Overwriting top_tsla_comment_sentiment.py


Run the following block to see the output.

In [34]:
!python top_tsla_comment_sentiment.py

Downloading: 100%|█████████████████████████| 4.54k/4.54k [00:00<00:00, 8.12MB/s]
The comment: Thing is he only earns 10% of Tesla so if it’s a majority vote he has no choice but to split
Predicted Label is NEGATIVE and the score is 0.998


<details><summary> Expected output:</summary>

    No model was supplied, defaulted to distilbert-base-uncased-finetuned-sst-2-english (https://huggingface.co/distilbert-base-uncased-finetuned-sst-2-english)
    The comment: When is DOGE flying
    Predicted Label is POSITIVE and the score is 0.689
</details>

💽❓ Data Question:

5. Is the subreddit active? About how many posts or threads per day?
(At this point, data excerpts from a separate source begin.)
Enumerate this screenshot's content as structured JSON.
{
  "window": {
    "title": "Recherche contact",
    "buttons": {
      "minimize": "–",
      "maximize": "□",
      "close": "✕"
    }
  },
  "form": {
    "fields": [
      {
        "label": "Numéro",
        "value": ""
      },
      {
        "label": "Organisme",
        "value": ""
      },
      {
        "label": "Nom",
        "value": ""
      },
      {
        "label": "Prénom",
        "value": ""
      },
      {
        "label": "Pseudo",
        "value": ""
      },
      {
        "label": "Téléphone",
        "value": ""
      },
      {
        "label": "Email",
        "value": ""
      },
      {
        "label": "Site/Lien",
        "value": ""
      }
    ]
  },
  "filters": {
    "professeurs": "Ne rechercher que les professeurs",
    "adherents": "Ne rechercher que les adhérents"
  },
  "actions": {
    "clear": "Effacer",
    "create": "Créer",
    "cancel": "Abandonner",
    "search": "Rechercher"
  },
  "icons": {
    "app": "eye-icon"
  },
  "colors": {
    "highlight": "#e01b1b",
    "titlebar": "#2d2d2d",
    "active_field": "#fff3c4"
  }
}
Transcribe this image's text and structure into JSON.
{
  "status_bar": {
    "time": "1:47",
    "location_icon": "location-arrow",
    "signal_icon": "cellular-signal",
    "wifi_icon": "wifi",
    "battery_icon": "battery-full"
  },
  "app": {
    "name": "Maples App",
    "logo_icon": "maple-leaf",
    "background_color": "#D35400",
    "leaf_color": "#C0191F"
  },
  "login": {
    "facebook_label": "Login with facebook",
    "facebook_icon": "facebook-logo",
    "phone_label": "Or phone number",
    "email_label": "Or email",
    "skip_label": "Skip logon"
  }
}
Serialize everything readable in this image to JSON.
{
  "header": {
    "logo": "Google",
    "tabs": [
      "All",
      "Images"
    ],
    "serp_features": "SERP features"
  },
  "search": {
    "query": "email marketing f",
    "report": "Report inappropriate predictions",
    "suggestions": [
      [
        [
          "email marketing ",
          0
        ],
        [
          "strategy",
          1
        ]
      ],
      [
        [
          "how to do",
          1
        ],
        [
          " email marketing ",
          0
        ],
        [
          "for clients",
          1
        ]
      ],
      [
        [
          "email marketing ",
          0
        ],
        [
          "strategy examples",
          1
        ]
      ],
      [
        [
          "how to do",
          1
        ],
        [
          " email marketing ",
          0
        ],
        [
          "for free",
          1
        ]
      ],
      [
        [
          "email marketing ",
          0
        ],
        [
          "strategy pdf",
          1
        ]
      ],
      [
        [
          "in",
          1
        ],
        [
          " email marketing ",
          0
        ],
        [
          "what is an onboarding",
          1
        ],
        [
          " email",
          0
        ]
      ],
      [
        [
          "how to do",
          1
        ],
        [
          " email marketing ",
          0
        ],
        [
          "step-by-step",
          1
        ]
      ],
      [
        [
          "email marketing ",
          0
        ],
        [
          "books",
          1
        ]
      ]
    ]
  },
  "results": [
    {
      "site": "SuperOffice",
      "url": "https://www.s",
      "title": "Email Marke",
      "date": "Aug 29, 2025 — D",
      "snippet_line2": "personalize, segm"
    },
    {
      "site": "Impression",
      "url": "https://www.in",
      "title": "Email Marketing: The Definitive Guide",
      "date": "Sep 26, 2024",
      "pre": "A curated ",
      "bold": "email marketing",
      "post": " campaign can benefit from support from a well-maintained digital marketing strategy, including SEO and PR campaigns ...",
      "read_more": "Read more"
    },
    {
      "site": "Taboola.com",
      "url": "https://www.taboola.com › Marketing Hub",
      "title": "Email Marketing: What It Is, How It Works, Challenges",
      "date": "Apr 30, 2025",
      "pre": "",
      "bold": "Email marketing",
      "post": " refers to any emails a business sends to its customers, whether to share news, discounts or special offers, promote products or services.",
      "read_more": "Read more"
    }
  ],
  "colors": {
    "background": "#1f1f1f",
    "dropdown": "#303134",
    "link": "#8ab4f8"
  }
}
How could you find this information?

### *Answer:*
The TSLA subreddit averages about 5 post per day, compared to, for example, the much more active subreddit machinelearning (average ~25 posts per day). This information does not appear to be easily acquired using the Reddit API since it apparently does not allow one to query posts by date. There are, however, third-party services that do provide such information. Using subredditstats.com, for example, one can compare machinelearning and TSLA subreddits with respect to the number of subscribers or posts per day over time (see figures below). These data suggest that redditors appear significantly more interested in machine learning!!!

#### No. subreddit posts per day over time (blue=machinelearning / orange=TSLA):

![2022_08_no_postsperday_ml_vs_tsla.png](attachment:2022_08_no_postsperday_ml_vs_tsla.png)

#### No. subreddit subscribers over time (blue=machinelearning / orange=TSLA):
![2022_08_no_subscribers_ml_vs_tsla.png](attachment:2022_08_no_subscribers_ml_vs_tsla.png)

💽❓ Data Question:

6. Does there seem to be a large distribution of posters or a smaller concentration of posters who are very active? What kind of impact might this have on the data?

### *Answer:*
Difficult to tell by just eyeballing the TSLA subreddit. (The Reddit API does not appear to provide an easy method for retrieving a distribution of # author posts over time.) One redditor, however, does stand out--***author:wewewawa*** has about 75 posts in the last 6 months. Dominance of the TSLA subreddit by a few active users would likely skew the data retrieved toward their style and content.